Lars T Hansen [:lth]

Comment 1

•

11 years ago

Ben Turner explained to me a while back that this was to prevent resource exhaustion, esp on B2G. The compiled-in limit (dom/workers/RuntimeService.cpp, look for MAX_WORKERS_PER_DOMAIN) is actually 10; I think 20 is just the default pref setting on some platforms. I have been thinking that the right way to fix this is to allow a second parameter to the Worker constructor that asks for an error return if the worker cannot be assigned a physical thread. This could be folded into a general policy object, something like this: // w must have a thread, and will require access to shared memroy facilities w = new Worker(url, {requiresThread: true, sharedMem: true}) On the deeper level I think the fixed 10-per-domain setting is probably wrong; a system-wide allowance would make more sense, since a lot of pages won't use workers, or at least not many.

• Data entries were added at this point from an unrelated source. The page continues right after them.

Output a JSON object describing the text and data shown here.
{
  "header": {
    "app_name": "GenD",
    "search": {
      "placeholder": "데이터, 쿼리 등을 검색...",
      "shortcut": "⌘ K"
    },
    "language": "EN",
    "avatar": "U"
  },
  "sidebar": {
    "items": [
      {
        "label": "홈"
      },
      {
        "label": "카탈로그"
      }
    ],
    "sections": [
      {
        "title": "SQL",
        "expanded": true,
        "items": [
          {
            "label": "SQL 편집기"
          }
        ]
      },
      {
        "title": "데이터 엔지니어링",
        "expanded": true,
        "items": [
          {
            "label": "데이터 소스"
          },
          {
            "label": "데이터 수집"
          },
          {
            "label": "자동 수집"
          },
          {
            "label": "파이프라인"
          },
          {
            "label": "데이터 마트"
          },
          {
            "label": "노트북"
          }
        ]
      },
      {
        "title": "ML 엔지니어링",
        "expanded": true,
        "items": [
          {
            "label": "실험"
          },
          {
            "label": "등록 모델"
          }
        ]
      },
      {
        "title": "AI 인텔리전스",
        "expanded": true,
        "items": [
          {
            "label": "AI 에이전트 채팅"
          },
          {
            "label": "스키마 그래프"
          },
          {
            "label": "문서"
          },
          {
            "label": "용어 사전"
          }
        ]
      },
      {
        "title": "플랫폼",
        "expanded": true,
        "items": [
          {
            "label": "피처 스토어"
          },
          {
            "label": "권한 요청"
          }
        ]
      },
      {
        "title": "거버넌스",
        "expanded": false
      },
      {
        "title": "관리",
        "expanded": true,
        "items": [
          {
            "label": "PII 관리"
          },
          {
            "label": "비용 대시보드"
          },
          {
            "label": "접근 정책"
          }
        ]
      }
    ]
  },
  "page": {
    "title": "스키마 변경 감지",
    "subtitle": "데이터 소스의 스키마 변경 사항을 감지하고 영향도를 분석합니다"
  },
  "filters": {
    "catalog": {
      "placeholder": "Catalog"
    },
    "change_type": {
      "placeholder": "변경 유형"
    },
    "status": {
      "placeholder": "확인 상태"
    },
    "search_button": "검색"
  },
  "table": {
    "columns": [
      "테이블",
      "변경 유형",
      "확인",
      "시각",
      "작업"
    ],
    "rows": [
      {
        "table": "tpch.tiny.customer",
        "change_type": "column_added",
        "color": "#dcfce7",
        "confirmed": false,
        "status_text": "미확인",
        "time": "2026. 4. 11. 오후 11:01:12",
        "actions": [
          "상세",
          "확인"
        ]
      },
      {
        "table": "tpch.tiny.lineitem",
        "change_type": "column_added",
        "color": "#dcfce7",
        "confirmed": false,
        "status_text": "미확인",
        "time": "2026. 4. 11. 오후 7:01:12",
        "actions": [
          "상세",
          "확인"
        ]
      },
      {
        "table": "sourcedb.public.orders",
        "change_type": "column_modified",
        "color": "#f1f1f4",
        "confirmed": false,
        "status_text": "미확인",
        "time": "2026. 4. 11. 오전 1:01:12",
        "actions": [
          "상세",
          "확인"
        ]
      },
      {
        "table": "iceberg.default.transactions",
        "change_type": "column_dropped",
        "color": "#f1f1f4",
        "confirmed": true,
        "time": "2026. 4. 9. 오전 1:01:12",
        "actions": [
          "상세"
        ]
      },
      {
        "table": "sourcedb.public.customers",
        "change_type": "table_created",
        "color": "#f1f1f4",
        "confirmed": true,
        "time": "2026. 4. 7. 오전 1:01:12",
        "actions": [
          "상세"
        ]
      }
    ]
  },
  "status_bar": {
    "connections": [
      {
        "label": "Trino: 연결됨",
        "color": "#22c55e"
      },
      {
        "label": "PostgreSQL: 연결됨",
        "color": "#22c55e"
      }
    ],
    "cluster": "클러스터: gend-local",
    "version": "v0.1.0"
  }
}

Ben Kelly [:bkelly, not reviewing]

Comment 2

•

11 years ago

(In reply to Lars T Hansen [:lth] from comment #1) > On the deeper level I think the fixed 10-per-domain setting is probably > wrong; a system-wide allowance would make more sense, since a lot of pages > won't use workers, or at least not many. Right, but a system-wide limit would allow one domain to effectively DoS other domains from accessing workers. This would probably be worth bringing up on the dev-webapi mailing list.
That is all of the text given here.